Uniaxial tensile testing was conducted on an Instron universal testing machine following the ISO 527-2:2012 standard [29] with Type 1BA dog-bone specimens (gauge dimensions: 20 × 4 × 2 mm³, length × width × thickness). The tests were carried out at room temperature (23 °C) under a constant crosshead displacement rate of 5 mm/min. To prevent any moisture absorption, the samples were dried in a vacuum oven at 70 °C for 6 h and stored within sealed desiccators until measurement. Each reported value corresponds to the arithmetic average of five replicates per formulation.
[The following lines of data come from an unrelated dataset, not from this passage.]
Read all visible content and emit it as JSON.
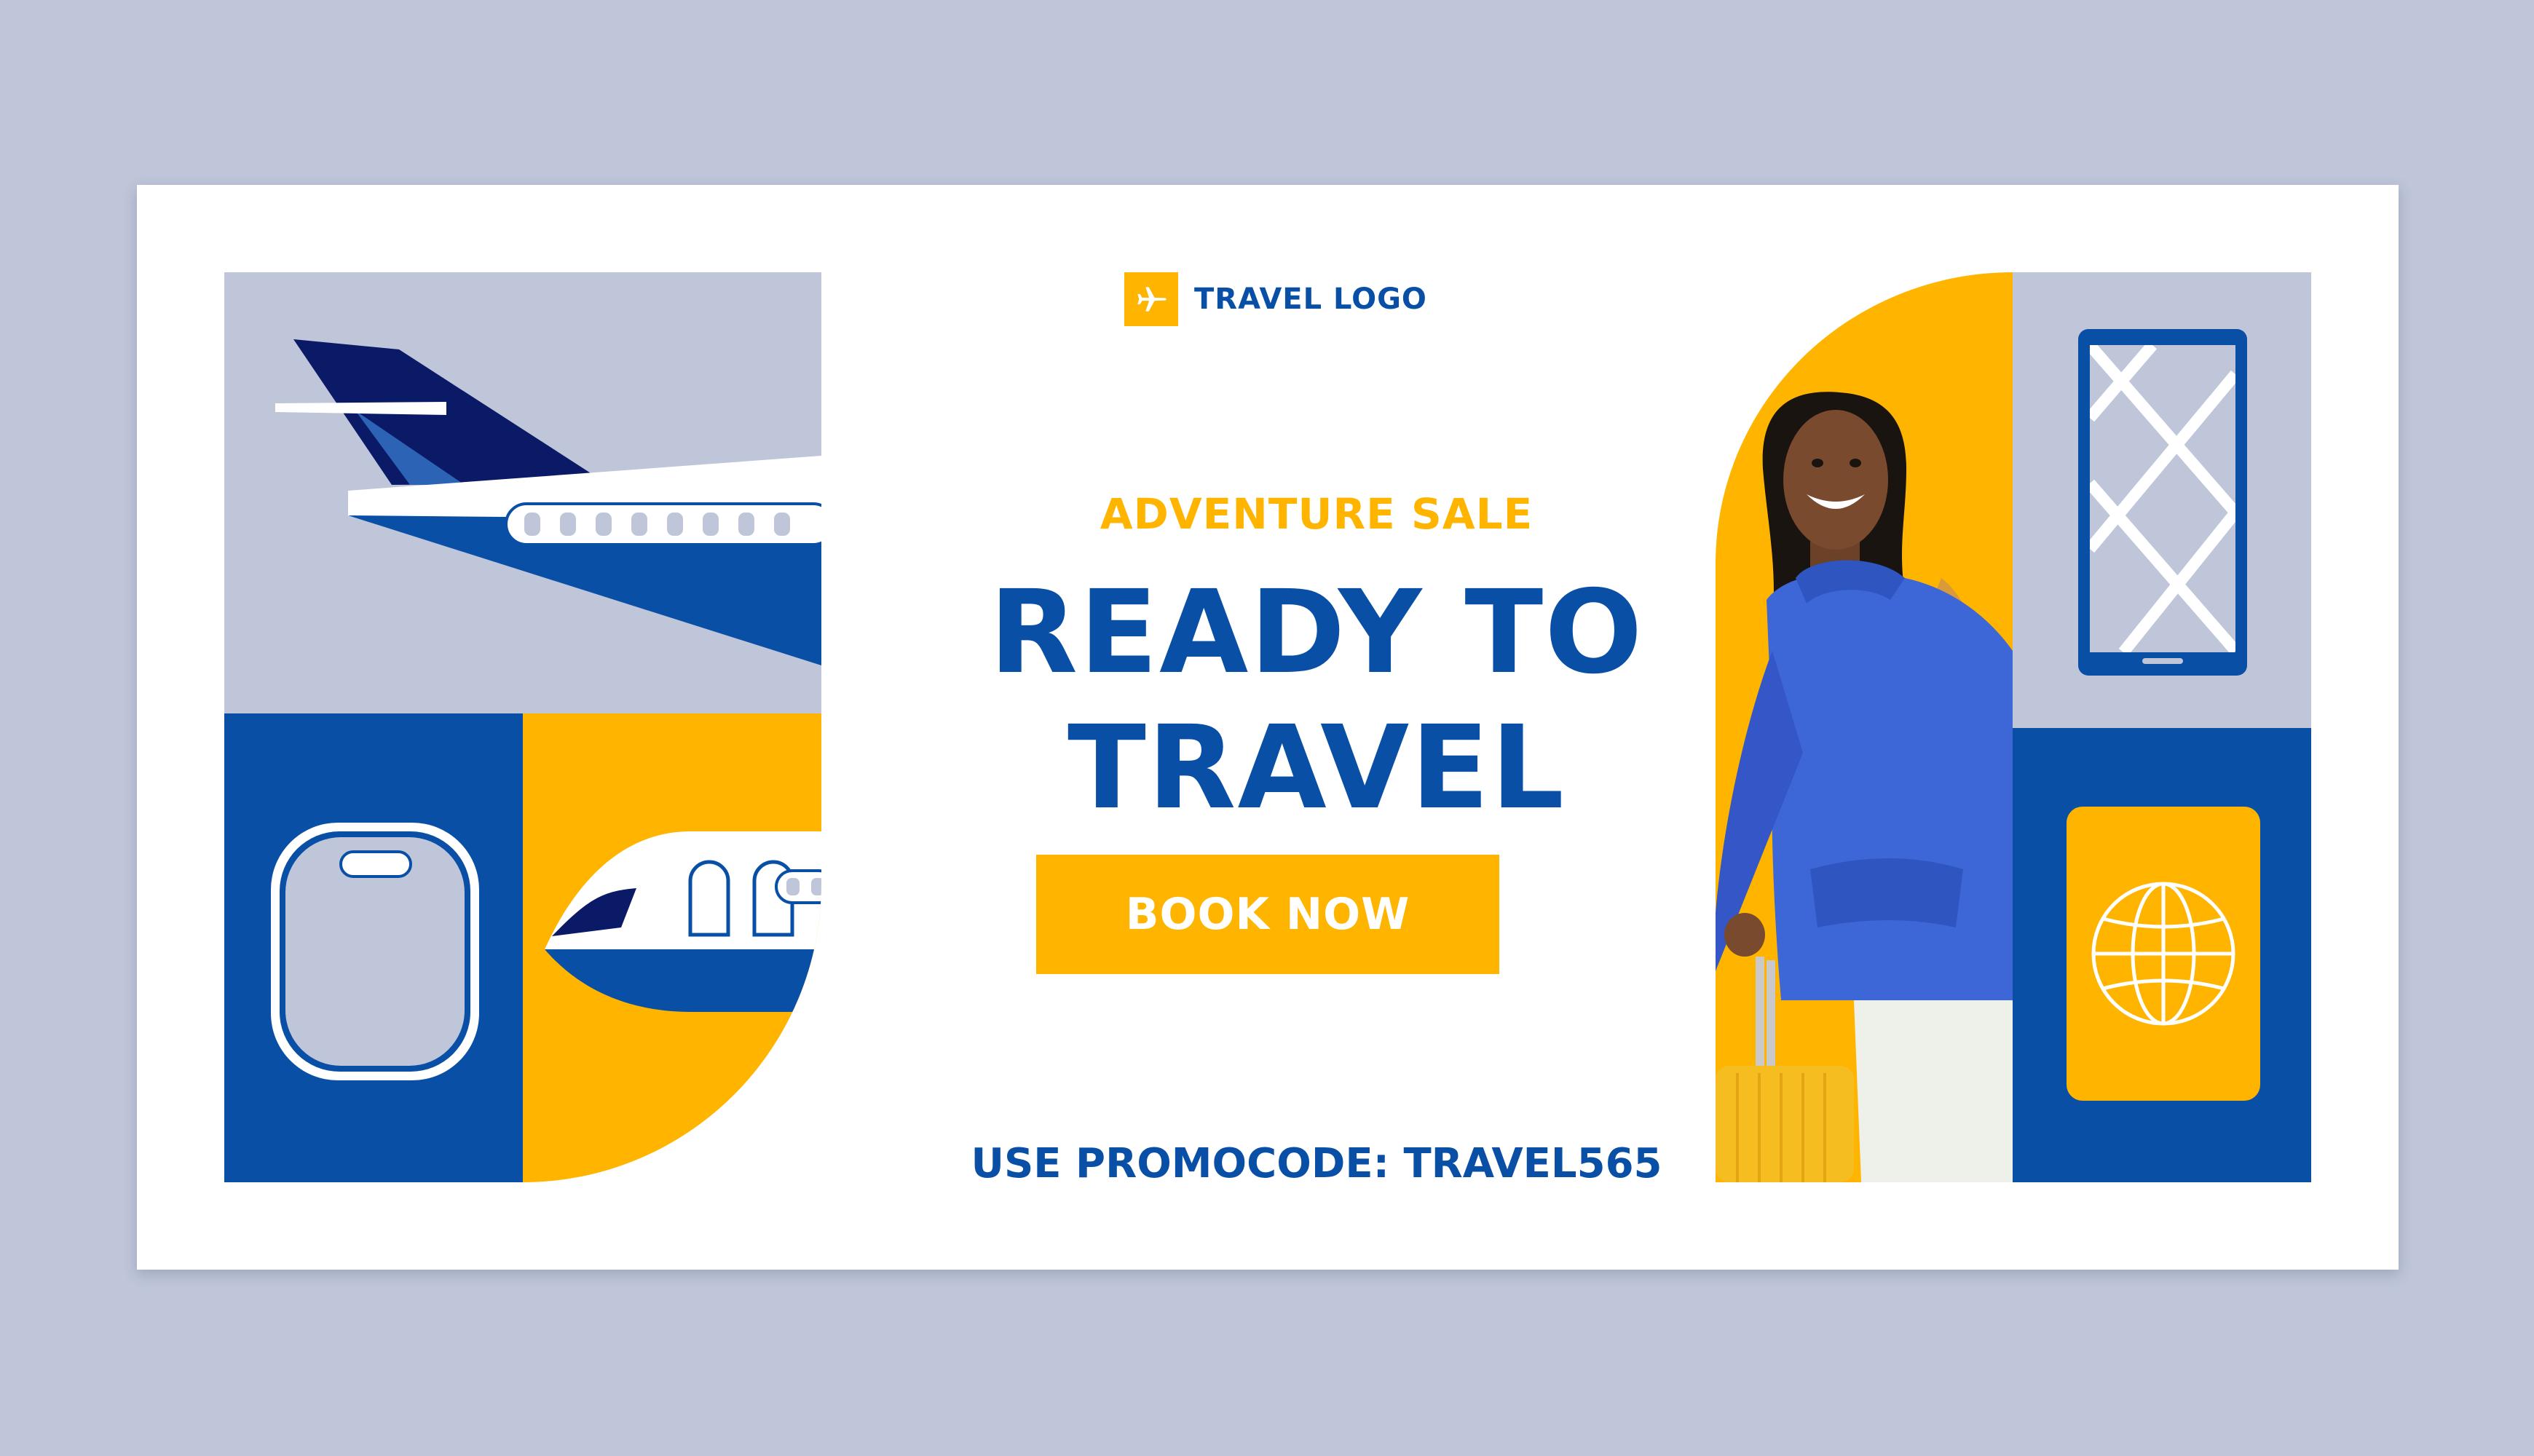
{
  "brand": {
    "logo_text": "TRAVEL LOGO",
    "logo_icon": "airplane-icon"
  },
  "hero": {
    "eyebrow": "ADVENTURE SALE",
    "headline_line1": "READY TO",
    "headline_line2": "TRAVEL",
    "cta_label": "BOOK NOW",
    "promo_text": "USE PROMOCODE: TRAVEL565"
  },
  "colors": {
    "page_background": "#bfc6d9",
    "banner_background": "#ffffff",
    "primary_blue": "#0a4fa6",
    "navy": "#0a1a66",
    "accent_yellow": "#ffb400",
    "light_gray": "#bfc6d9"
  },
  "illustrations": {
    "left": [
      "airplane-tail-icon",
      "airplane-window-icon",
      "airplane-nose-icon"
    ],
    "right": [
      "traveler-photo",
      "smartphone-map-icon",
      "passport-globe-icon"
    ]
  }
}
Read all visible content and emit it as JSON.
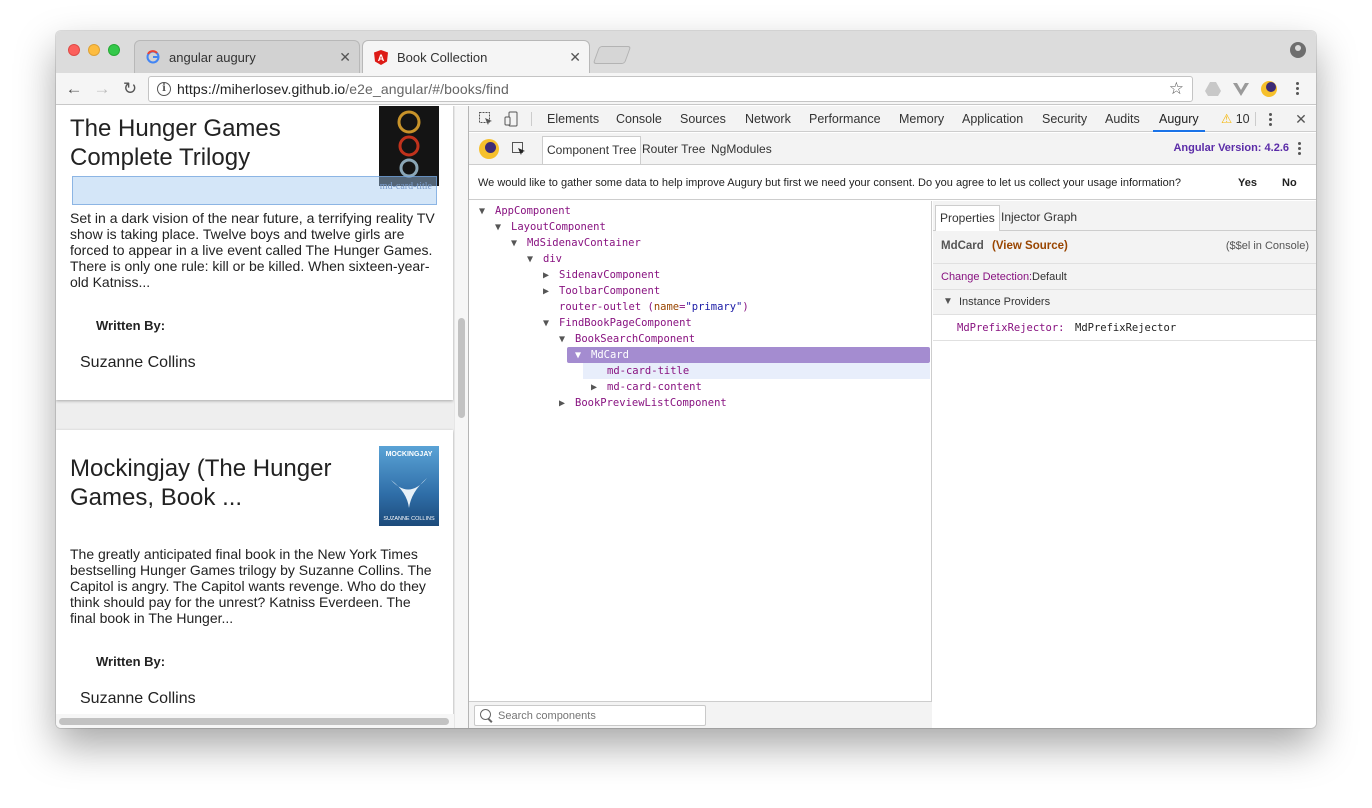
{
  "browser": {
    "tabs": [
      {
        "title": "angular augury",
        "favicon": "google-g-icon"
      },
      {
        "title": "Book Collection",
        "favicon": "angular-shield-icon"
      }
    ],
    "tab_close": "✕",
    "url_host": "https://miherlosev.github.io",
    "url_path": "/e2e_angular/#/books/find",
    "nav_icons": {
      "back": "←",
      "forward": "→",
      "reload": "↻"
    },
    "star": "☆"
  },
  "page": {
    "cards": [
      {
        "title": "The Hunger Games Complete Trilogy",
        "highlight_label": "md-card-title",
        "description": "Set in a dark vision of the near future, a terrifying reality TV show is taking place. Twelve boys and twelve girls are forced to appear in a live event called The Hunger Games. There is only one rule: kill or be killed. When sixteen-year-old Katniss...",
        "written_by": "Written By:",
        "author": "Suzanne Collins"
      },
      {
        "title": "Mockingjay (The Hunger Games, Book ...",
        "cover_text_top": "MOCKINGJAY",
        "cover_text_bottom": "SUZANNE COLLINS",
        "description": "The greatly anticipated final book in the New York Times bestselling Hunger Games trilogy by Suzanne Collins. The Capitol is angry. The Capitol wants revenge. Who do they think should pay for the unrest? Katniss Everdeen. The final book in The Hunger...",
        "written_by": "Written By:",
        "author": "Suzanne Collins"
      }
    ]
  },
  "devtools": {
    "tabs": [
      "Elements",
      "Console",
      "Sources",
      "Network",
      "Performance",
      "Memory",
      "Application",
      "Security",
      "Audits",
      "Augury"
    ],
    "active_tab": "Augury",
    "warnings": "10",
    "close": "✕",
    "augury": {
      "subtabs": [
        "Component Tree",
        "Router Tree",
        "NgModules"
      ],
      "angular_version": "Angular Version: 4.2.6",
      "consent_message": "We would like to gather some data to help improve Augury but first we need your consent. Do you agree to let us collect your usage information?",
      "consent_yes": "Yes",
      "consent_no": "No",
      "tree": [
        {
          "label": "AppComponent",
          "arrow": "▼"
        },
        {
          "label": "LayoutComponent",
          "arrow": "▼"
        },
        {
          "label": "MdSidenavContainer",
          "arrow": "▼"
        },
        {
          "label": "div",
          "arrow": "▼"
        },
        {
          "label": "SidenavComponent",
          "arrow": "▶"
        },
        {
          "label": "ToolbarComponent",
          "arrow": "▶"
        },
        {
          "label": "router-outlet",
          "attr": "name",
          "value": "\"primary\""
        },
        {
          "label": "FindBookPageComponent",
          "arrow": "▼"
        },
        {
          "label": "BookSearchComponent",
          "arrow": "▼"
        },
        {
          "label": "MdCard",
          "arrow": "▼"
        },
        {
          "label": "md-card-title"
        },
        {
          "label": "md-card-content",
          "arrow": "▶"
        },
        {
          "label": "BookPreviewListComponent",
          "arrow": "▶"
        }
      ],
      "search_placeholder": "Search components",
      "props": {
        "tabs": [
          "Properties",
          "Injector Graph"
        ],
        "component": "MdCard",
        "view_source": "(View Source)",
        "console_hint": "($$el in Console)",
        "change_detection_label": "Change Detection:",
        "change_detection_value": "Default",
        "instance_providers": "Instance Providers",
        "provider_key": "MdPrefixRejector:",
        "provider_value": "MdPrefixRejector"
      }
    }
  },
  "colors": {
    "angular_purple": "#5b2ca8",
    "selection": "#a48cd0",
    "tree_tag": "#881280",
    "view_source": "#994500"
  }
}
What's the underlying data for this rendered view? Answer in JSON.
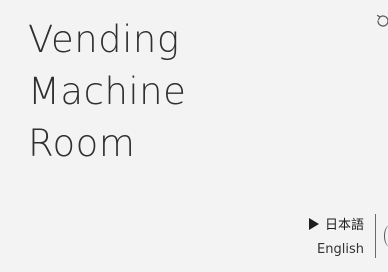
{
  "page": {
    "title_lines": [
      "Vending",
      "Machine",
      "Room"
    ]
  },
  "language": {
    "items": [
      {
        "label": "日本語",
        "active": true
      },
      {
        "label": "English",
        "active": false
      }
    ]
  },
  "icons": {
    "corner": "rotate-icon",
    "edge": "circular-control-icon"
  },
  "colors": {
    "background": "#f3f3f3",
    "text": "#2f2f2f"
  }
}
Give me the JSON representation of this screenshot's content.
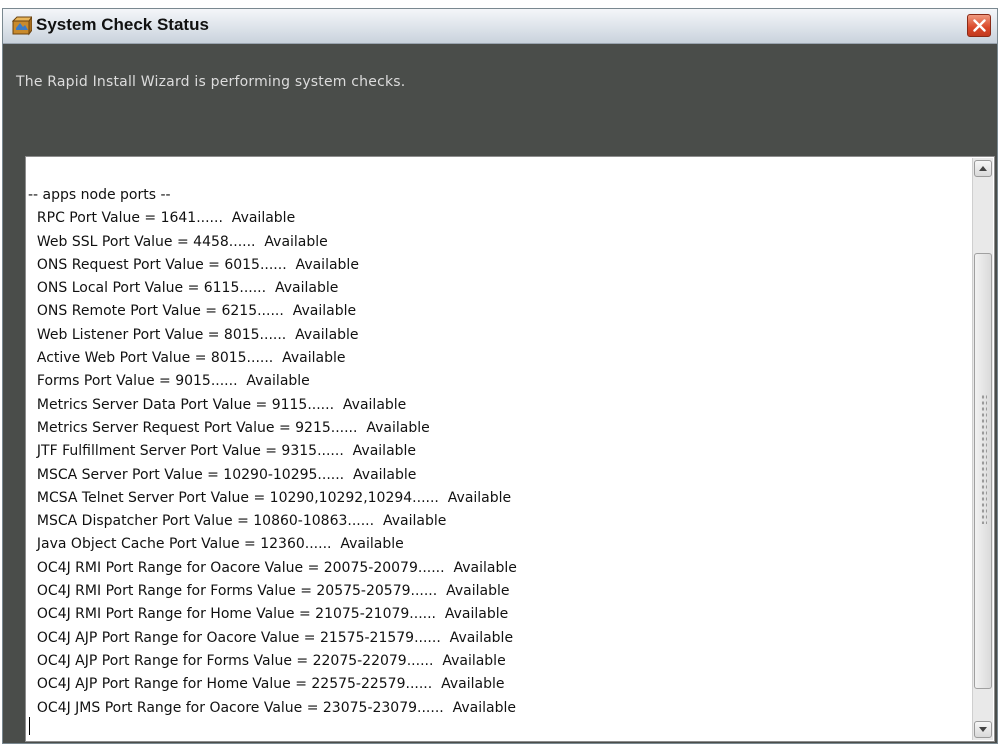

The engineering tensile stress (σ), the engineering tensile strain (ε), and Young’s modulus (E) were derived from the load–displacement curves using the classical relations given in Equations (2)–(4):

$$\sigma ={\displaystyle \frac{\mathrm{F}}{{\mathrm{A}}_0}}$$

(2)

$$\mathsf{\epsilon }={\displaystyle \frac{∆\mathrm{L}}{{\mathrm{L}}_0}}$$

(3)

$$E={\displaystyle \frac{∆\sigma }{∆\mathsf{\epsilon }}}$$

(4)

where F denotes the instantaneous tensile force (N), A₀ is the initial cross-sectional area of the gauge region (mm²), $∆L$ is the elongation undergone by the specimen during loading (mm), $L_0$ corresponds to the initial gauge length (mm), and E (MPa) is computed from the slope of the linear elastic portion of the resulting stress–strain curve.

3. Results and Discussion

3.1. Structural Properties (FTIR)

FTIR was used to identify the functional groups in the PLA/PEG/TSCB composites and probe possible interactions between components. Figure 5 shows the spectra of the printed and injected samples; peak assignments are listed in

Table 3. Peak positions and assignments of chemical groups in PLA/PEG composites.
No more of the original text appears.